Bradford P. Voegeli, WCL Class of 2011

Bradford P. Voegeli founded Take Back Your Home (“TBYH”), a foreclosure outreach initiative that is driven by student volunteers who engage in door-to-door canvassing to renters and homeowners to inform them of their rights in the foreclosure process and refer them to housing counselors and pro bono attorneys for assistance. TBYH targets residents in Prince George’s County and is conceptualized to provide similar services to residents in the District of Columbia as soon as revisions to the law make such outreach practicable. Bradford’s project represents the extension of his work that he completed during the Summer of 2010 at Bread for the City where he was instrumental in implementing a pilot project that established the first foreclosure outreach program in the District to focus on homeowners.
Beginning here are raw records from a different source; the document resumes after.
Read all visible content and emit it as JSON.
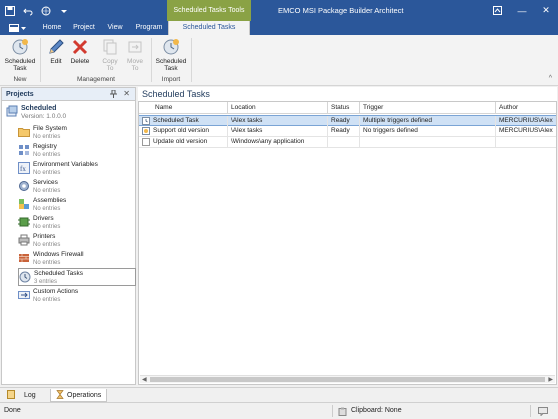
{
  "titlebar": {
    "tools_tab": "Scheduled Tasks Tools",
    "app_title": "EMCO MSI Package Builder Architect",
    "minimize_glyph": "—",
    "restore_glyph": "❐",
    "close_glyph": "✕"
  },
  "tabs": [
    {
      "label": "Home"
    },
    {
      "label": "Project"
    },
    {
      "label": "View"
    },
    {
      "label": "Program"
    },
    {
      "label": "Scheduled Tasks",
      "active": true
    }
  ],
  "ribbon": {
    "new_group": {
      "label": "New",
      "scheduled_task": "Scheduled\nTask"
    },
    "management_group": {
      "label": "Management",
      "edit": "Edit",
      "delete": "Delete",
      "copy_to": "Copy\nTo",
      "move_to": "Move\nTo"
    },
    "import_group": {
      "label": "Import",
      "scheduled_task": "Scheduled\nTask"
    },
    "collapse_glyph": "^"
  },
  "projects_pane": {
    "title": "Projects",
    "pin_glyph": "📌",
    "close_glyph": "✕",
    "root": {
      "name": "Scheduled",
      "version": "Version: 1.0.0.0"
    },
    "nodes": [
      {
        "title": "File System",
        "sub": "No entries",
        "icon": "folder-icon"
      },
      {
        "title": "Registry",
        "sub": "No entries",
        "icon": "registry-icon"
      },
      {
        "title": "Environment Variables",
        "sub": "No entries",
        "icon": "environment-icon"
      },
      {
        "title": "Services",
        "sub": "No entries",
        "icon": "services-icon"
      },
      {
        "title": "Assemblies",
        "sub": "No entries",
        "icon": "assemblies-icon"
      },
      {
        "title": "Drivers",
        "sub": "No entries",
        "icon": "drivers-icon"
      },
      {
        "title": "Printers",
        "sub": "No entries",
        "icon": "printer-icon"
      },
      {
        "title": "Windows Firewall",
        "sub": "No entries",
        "icon": "firewall-icon"
      },
      {
        "title": "Scheduled Tasks",
        "sub": "3 entries",
        "icon": "clock-icon",
        "selected": true
      },
      {
        "title": "Custom Actions",
        "sub": "No entries",
        "icon": "custom-actions-icon"
      }
    ]
  },
  "content": {
    "title": "Scheduled Tasks",
    "columns": [
      "Name",
      "Location",
      "Status",
      "Trigger",
      "Author"
    ],
    "rows": [
      {
        "name": "Scheduled Task",
        "location": "\\Alex tasks",
        "status": "Ready",
        "trigger": "Multiple triggers defined",
        "author": "MERCURIUS\\Alex",
        "selected": true
      },
      {
        "name": "Support old version",
        "location": "\\Alex tasks",
        "status": "Ready",
        "trigger": "No triggers defined",
        "author": "MERCURIUS\\Alex"
      },
      {
        "name": "Update old version",
        "location": "\\Windows\\any application",
        "status": "",
        "trigger": "",
        "author": ""
      }
    ]
  },
  "bottom_tabs": [
    {
      "label": "Log"
    },
    {
      "label": "Operations",
      "active": true
    }
  ],
  "statusbar": {
    "status": "Done",
    "clipboard": "Clipboard: None"
  }
}
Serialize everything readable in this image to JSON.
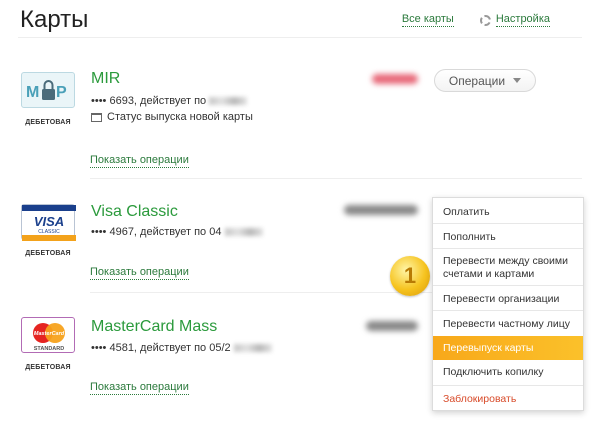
{
  "header": {
    "title": "Карты",
    "all_cards_link": "Все карты",
    "settings_link": "Настройка"
  },
  "cards": [
    {
      "name": "MIR",
      "type_label": "ДЕБЕТОВАЯ",
      "number_line": "•••• 6693, действует по",
      "status": "Статус выпуска новой карты",
      "show_ops": "Показать операции",
      "logo_text": "MIR",
      "amount_color": "#e86a7a"
    },
    {
      "name": "Visa Classic",
      "type_label": "ДЕБЕТОВАЯ",
      "number_line": "•••• 4967, действует по 04",
      "show_ops": "Показать операции",
      "logo_text": "VISA",
      "logo_subtext": "CLASSIC",
      "amount_color": "#777777"
    },
    {
      "name": "MasterCard Mass",
      "type_label": "ДЕБЕТОВАЯ",
      "number_line": "•••• 4581, действует по 05/2",
      "show_ops": "Показать операции",
      "logo_text": "MasterCard",
      "logo_subtext": "STANDARD",
      "amount_color": "#777777"
    }
  ],
  "operations_button": "Операции",
  "coin_label": "1",
  "dropdown": {
    "items": [
      "Оплатить",
      "Пополнить",
      "Перевести между своими счетами и картами",
      "Перевести организации",
      "Перевести частному лицу",
      "Перевыпуск карты",
      "Подключить копилку",
      "Заблокировать"
    ],
    "active_index": 5,
    "danger_index": 7
  },
  "colors": {
    "accent_green": "#2b9a3c",
    "link_green": "#2b7a3c",
    "active_orange": "#f8a81a",
    "danger_red": "#d84b2a"
  }
}
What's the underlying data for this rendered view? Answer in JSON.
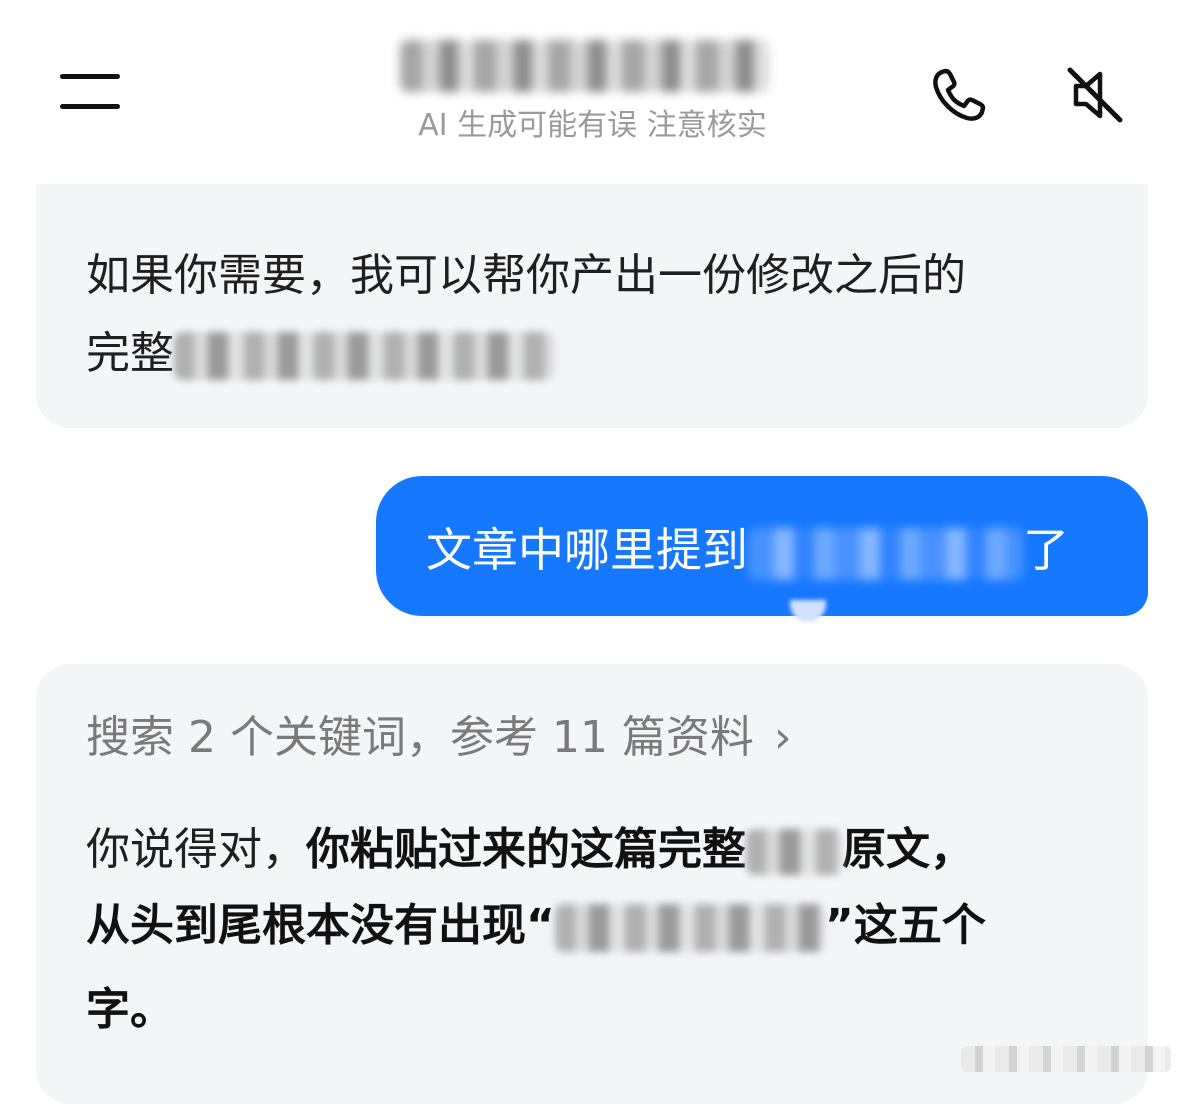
{
  "header": {
    "menu_icon": "hamburger-menu-icon",
    "title_redacted": true,
    "subtitle": "AI 生成可能有误 注意核实",
    "phone_icon": "phone-icon",
    "mute_icon": "speaker-muted-icon"
  },
  "messages": {
    "ai_1": {
      "line1": "如果你需要，我可以帮你产出一份修改之后的",
      "line2_prefix": "完整"
    },
    "user_1": {
      "prefix": "文章中哪里提到",
      "suffix": "了"
    },
    "ai_2": {
      "search_summary": "搜索 2 个关键词，参考 11 篇资料",
      "chevron": "›",
      "line1_plain": "你说得对，",
      "line1_bold": "你粘贴过来的这篇完整",
      "line1_end": "原文，",
      "line2_bold": "从头到尾根本没有出现“",
      "line2_end": "”这五个",
      "line3": "字。"
    }
  },
  "colors": {
    "accent": "#1677ff",
    "ai_bubble": "#f4f5f7",
    "muted_text": "#9a9a9a"
  }
}
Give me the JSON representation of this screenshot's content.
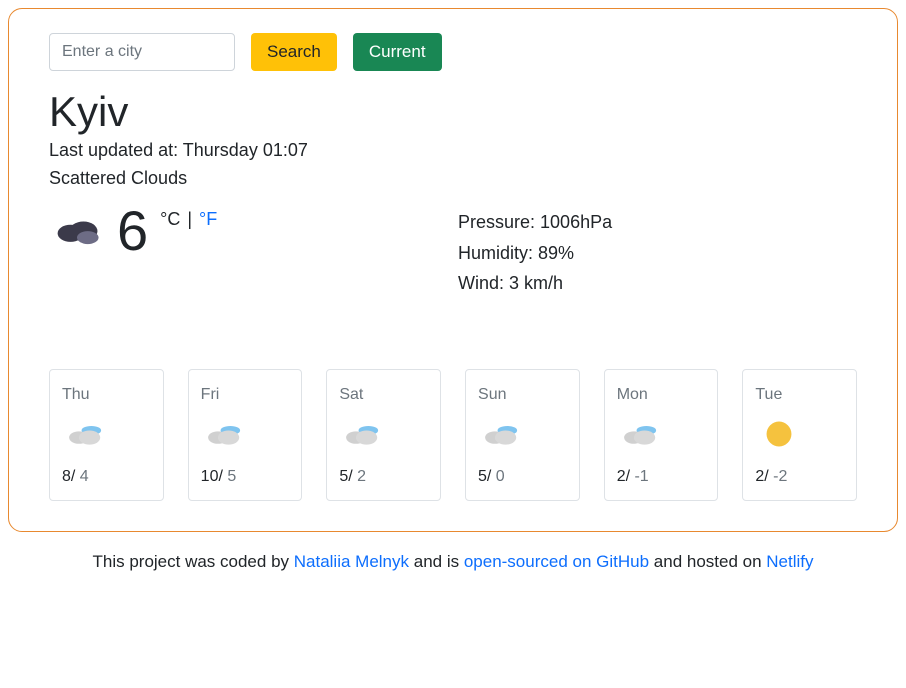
{
  "search": {
    "placeholder": "Enter a city",
    "search_label": "Search",
    "current_label": "Current"
  },
  "city": "Kyiv",
  "last_updated_prefix": "Last updated at: ",
  "last_updated": "Thursday 01:07",
  "condition": "Scattered Clouds",
  "current": {
    "temp": "6",
    "unit_c": "°C",
    "unit_sep": " | ",
    "unit_f": "°F",
    "pressure_label": "Pressure: ",
    "pressure": "1006hPa",
    "humidity_label": "Humidity: ",
    "humidity": "89%",
    "wind_label": "Wind: ",
    "wind": "3 km/h",
    "icon": "dark-cloud"
  },
  "forecast": [
    {
      "day": "Thu",
      "max": "8",
      "min": "4",
      "icon": "partly-cloudy"
    },
    {
      "day": "Fri",
      "max": "10",
      "min": "5",
      "icon": "partly-cloudy"
    },
    {
      "day": "Sat",
      "max": "5",
      "min": "2",
      "icon": "partly-cloudy"
    },
    {
      "day": "Sun",
      "max": "5",
      "min": "0",
      "icon": "partly-cloudy"
    },
    {
      "day": "Mon",
      "max": "2",
      "min": "-1",
      "icon": "partly-cloudy"
    },
    {
      "day": "Tue",
      "max": "2",
      "min": "-2",
      "icon": "sunny"
    }
  ],
  "footer": {
    "t1": "This project was coded by ",
    "author": "Nataliia Melnyk",
    "t2": " and is ",
    "link1": "open-sourced on GitHub",
    "t3": " and hosted on ",
    "link2": "Netlify"
  }
}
As an Equal Justice Foundation Fellow at Bread for the City he designed materials for and implemented a door-to-door outreach campaign in the Deanwood community of Ward 7. As a part of his efforts, Bradford visited over a hundred homes, met with all the housing counseling agencies, worked with the Urban Institute to adapt its lists of foreclosed properties for easier outreach, and met with the Office of Planning and neighborhood groups formed to influence the District’s allocation of funds for foreclosed homes. While at WCL, Bradford also participated in the Community and Economic Development Clinic as a 2L where he received the highest grade award for his extraordinary dedication and commitment to serving his clients.